Estimates of street vendors in the city vary, but advocates say the population numbers in the low tens of thousands—many working without permits, many undocumented, and many simply surviving on thin margins. The informal economy they help sustain feeds commuters, construction workers, and late-night revelers alike. Crackdowns that focus on counterfeit sales often sweep up an ecology of survival: families selling cheap accessories, cooks trading in hot meals, kids helping parents shoulder carts through subway stairs.

  • New York City population (approx.): 8.8 million
  • Foreign-born share (2020 Census): ~37%
  • Estimated number of street vendors: low tens of thousands (advocacy groups)

In neighborhoods such as Jackson Heights, Flushing, and the Lower East Side, vendors are more than commerce—they are connectors. “I meet my neighbors by the fruit stand,” said Amir, a software engineer who comes every Sunday for mangoes brought in from Ecuador. “You can’t just police away the market without understanding the relationships.”

Why local vs federal matters

At stake is a question bigger than one raid: who determines the rules of urban life? City leaders argue they should manage low-level law enforcement related to commerce and public space because they can do so with community context and local accountability. Federal authorities counter that they are enforcing federal laws enforced across borders and jurisdictions.

This isn’t just about procedure; it’s about trust. When enforcement falls to agents seen as distant or unaccountable, communities retreat. People stop reporting crimes, stop engaging with official institutions and hide in plain sight. “When people are scared of getting picked up just for selling sunglasses, they don’t call the police when they’re robbed,” said Maya Lin, a community organizer in Chinatown. “That erodes safety, not builds it.”

What this election will decide

Voting in the mayoral race begins Saturday, and the raid has sharpened a debate about what kind of city New Yorkers want: one that prioritizes local problem-solving and immigrant inclusion, or one that welcomes federal muscle even in neighborhood disputes. That question cuts to the core of urban governance worldwide as cities grow more diverse and globalized.

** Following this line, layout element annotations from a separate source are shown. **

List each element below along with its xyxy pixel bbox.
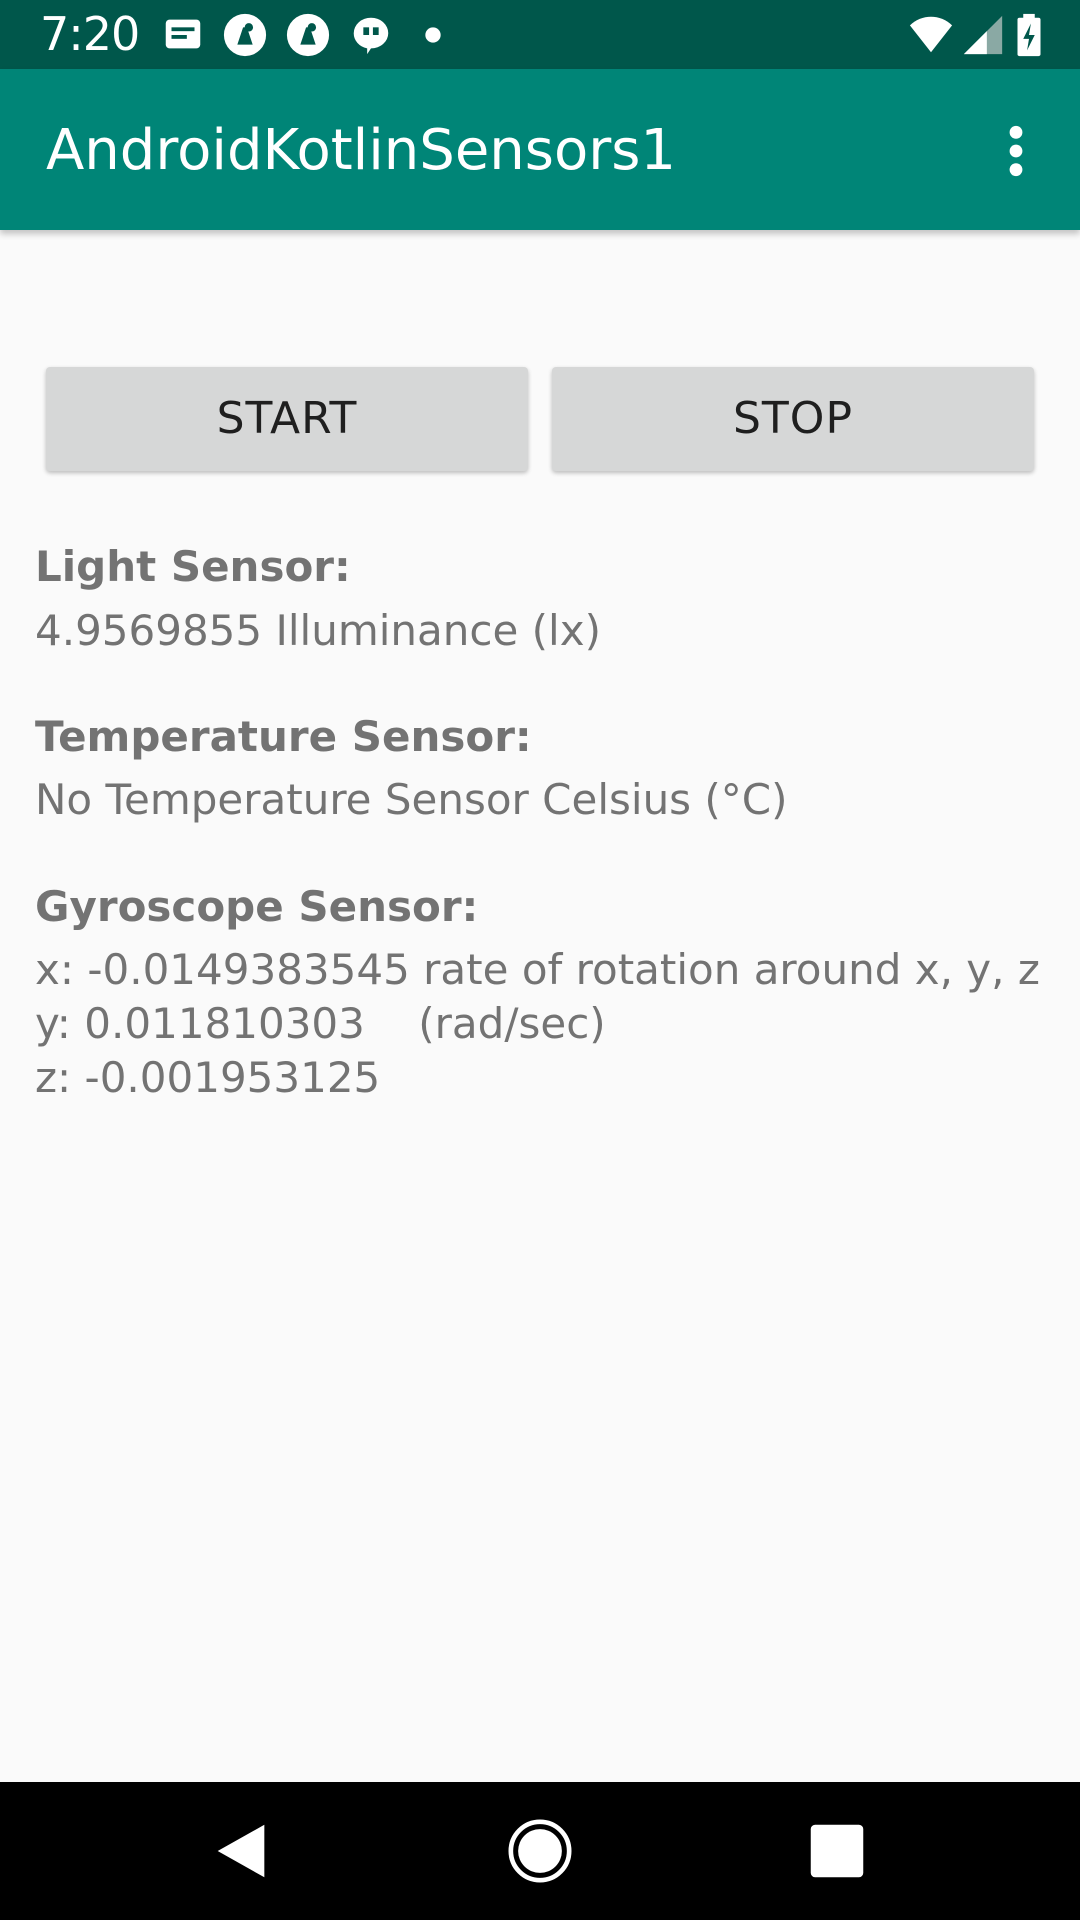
- gyroscope-sensor-label: Gyroscope Sensor:: [35, 882, 479, 931]
- light-sensor-label: Light Sensor:: [35, 542, 351, 591]
- app-title: AndroidKotlinSensors1: [46, 118, 677, 183]
- home-icon[interactable]: [505, 1816, 575, 1886]
- gyroscope-z-value: z: -0.001953125: [35, 1053, 381, 1102]
- more-vert-icon[interactable]: [984, 119, 1048, 183]
- gyroscope-y-value: y: 0.011810303 (rad/sec): [35, 999, 606, 1048]
- gyroscope-x-value: x: -0.0149383545 rate of rotation around…: [35, 945, 1040, 994]
- start-button[interactable]: START: [46, 367, 528, 471]
- temperature-sensor-value: No Temperature Sensor Celsius (°C): [35, 775, 788, 824]
- battery-charging-icon: [1006, 12, 1052, 58]
- android-debug-icon: [222, 12, 268, 58]
- dot-icon: [410, 12, 456, 58]
- message-icon: [160, 12, 206, 58]
- recents-icon[interactable]: [802, 1816, 872, 1886]
- navigation-bar: [0, 1782, 1080, 1920]
- stop-button[interactable]: STOP: [552, 367, 1034, 471]
- back-icon[interactable]: [206, 1816, 276, 1886]
- status-time: 7:20: [40, 7, 140, 61]
- quote-icon: [348, 12, 394, 58]
- status-bar: 7:20: [0, 0, 1080, 69]
- signal-icon: [960, 12, 1006, 58]
- android-debug-icon: [285, 12, 331, 58]
- app-bar: AndroidKotlinSensors1: [0, 69, 1080, 230]
- wifi-icon: [908, 12, 954, 58]
- light-sensor-value: 4.9569855 Illuminance (lx): [35, 606, 601, 655]
- temperature-sensor-label: Temperature Sensor:: [35, 712, 532, 761]
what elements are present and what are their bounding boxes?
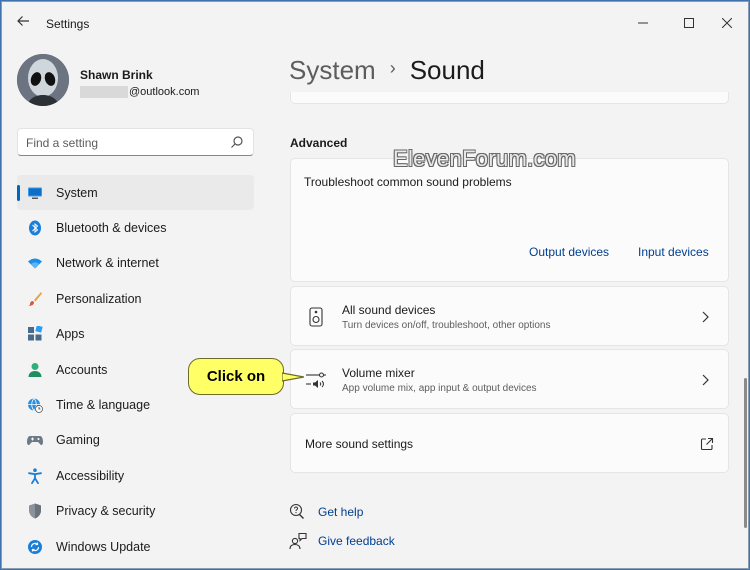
sidebar-item-label: System (56, 185, 98, 200)
sidebar-item-label: Gaming (56, 433, 100, 448)
give-feedback-link[interactable]: Give feedback (318, 534, 395, 548)
sidebar-item-network[interactable]: Network & internet (17, 246, 254, 281)
page-title: Sound (409, 54, 485, 85)
input-devices-link[interactable]: Input devices (638, 245, 709, 259)
email-redaction (80, 85, 128, 98)
search-input[interactable] (26, 134, 216, 151)
mixer-icon (305, 369, 327, 391)
maximize-icon (684, 18, 694, 28)
app-title: Settings (46, 17, 90, 31)
breadcrumb: System › Sound (289, 54, 485, 86)
search-icon[interactable] (230, 135, 244, 149)
scrollbar-thumb[interactable] (744, 378, 747, 528)
section-heading-advanced: Advanced (290, 136, 348, 150)
row-title: More sound settings (305, 437, 414, 451)
sidebar-item-label: Accessibility (56, 468, 125, 483)
row-title: All sound devices (342, 303, 436, 317)
close-icon (722, 18, 732, 28)
search-box[interactable] (17, 128, 254, 156)
troubleshoot-title: Troubleshoot common sound problems (304, 175, 512, 189)
sidebar-item-system[interactable]: System (17, 175, 254, 211)
row-title: Volume mixer (342, 366, 415, 380)
external-link-icon (700, 437, 714, 451)
help-chat-icon (289, 503, 307, 521)
update-icon (27, 539, 43, 555)
email-domain: @outlook.com (129, 85, 200, 98)
accessibility-icon (27, 468, 43, 484)
apps-icon (27, 326, 43, 342)
volume-mixer-row[interactable]: Volume mixer App volume mix, app input &… (290, 349, 729, 409)
gamepad-icon (27, 432, 43, 448)
avatar (17, 54, 69, 106)
troubleshoot-card: Troubleshoot common sound problems Outpu… (290, 158, 729, 282)
user-email: @outlook.com (80, 85, 199, 98)
speaker-icon (305, 306, 327, 328)
bluetooth-icon (27, 220, 43, 236)
sidebar-item-label: Apps (56, 327, 85, 342)
sidebar-item-personalization[interactable]: Personalization (17, 281, 254, 316)
get-help-row[interactable]: Get help (289, 502, 363, 522)
give-feedback-row[interactable]: Give feedback (289, 531, 395, 551)
sidebar-item-label: Network & internet (56, 256, 159, 271)
sidebar-item-label: Personalization (56, 291, 142, 306)
row-subtitle: App volume mix, app input & output devic… (342, 383, 537, 394)
back-arrow-icon (17, 16, 29, 26)
callout-pointer-icon (282, 372, 304, 382)
wifi-icon (27, 255, 43, 271)
feedback-icon (289, 532, 307, 550)
callout-text: Click on (206, 368, 266, 385)
click-on-callout: Click on (188, 358, 284, 395)
person-icon (27, 362, 43, 378)
sidebar-item-label: Privacy & security (56, 504, 156, 519)
title-bar: Settings (2, 2, 748, 46)
alien-avatar-icon (17, 54, 69, 106)
breadcrumb-parent[interactable]: System (289, 55, 376, 86)
settings-window: Settings Shawn Brink @outlook.com Find a… (1, 1, 749, 569)
chevron-right-icon (702, 311, 709, 323)
brush-icon (27, 291, 43, 307)
close-button[interactable] (704, 8, 748, 38)
user-profile[interactable]: Shawn Brink @outlook.com (17, 54, 257, 108)
output-devices-link[interactable]: Output devices (529, 245, 609, 259)
sidebar-item-gaming[interactable]: Gaming (17, 423, 254, 458)
user-name: Shawn Brink (80, 68, 153, 82)
minimize-button[interactable] (620, 8, 666, 38)
sidebar-item-accessibility[interactable]: Accessibility (17, 458, 254, 493)
monitor-icon (27, 185, 43, 201)
minimize-icon (638, 22, 648, 24)
sidebar-item-privacy-security[interactable]: Privacy & security (17, 494, 254, 529)
breadcrumb-separator: › (389, 57, 396, 78)
sidebar-item-windows-update[interactable]: Windows Update (17, 529, 254, 564)
sidebar-item-apps[interactable]: Apps (17, 317, 254, 352)
sidebar-item-label: Bluetooth & devices (56, 221, 167, 236)
shield-icon (27, 503, 43, 519)
previous-card-edge (290, 92, 729, 104)
chevron-right-icon (702, 374, 709, 386)
all-sound-devices-row[interactable]: All sound devices Turn devices on/off, t… (290, 286, 729, 346)
sidebar-item-bluetooth[interactable]: Bluetooth & devices (17, 210, 254, 245)
watermark: ElevenForum.com (393, 146, 577, 171)
sidebar-item-label: Windows Update (56, 539, 151, 554)
sidebar-item-label: Accounts (56, 362, 108, 377)
sidebar-item-label: Time & language (56, 398, 151, 413)
globe-clock-icon (27, 397, 43, 413)
row-subtitle: Turn devices on/off, troubleshoot, other… (342, 320, 551, 331)
more-sound-settings-row[interactable]: More sound settings (290, 413, 729, 473)
get-help-link[interactable]: Get help (318, 505, 363, 519)
back-button[interactable] (12, 14, 34, 34)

Are we content to outsource the management of our streets to distant authorities whose aims may be national and political? Or do we want a mayor who frames policy around the intimate knowledge of a city’s communities?

On a corner where the dust was still settling, a vendor named Luis smiled wryly and asked, “Who will protect my cart tomorrow? The mayor? The president? The city council? I just want to work.” That simple wish—work, dignity, a place to stand—remains at the heart of a debate that will decide the next steward of a city whose soul is often found at the curb.

As you read this from wherever you are, consider: how do cities balance safety, law and compassion? How much of public life should be micromanaged from above, and how much allowed to bloom from the grassroots? The answer will echo far beyond New York’s borough lines.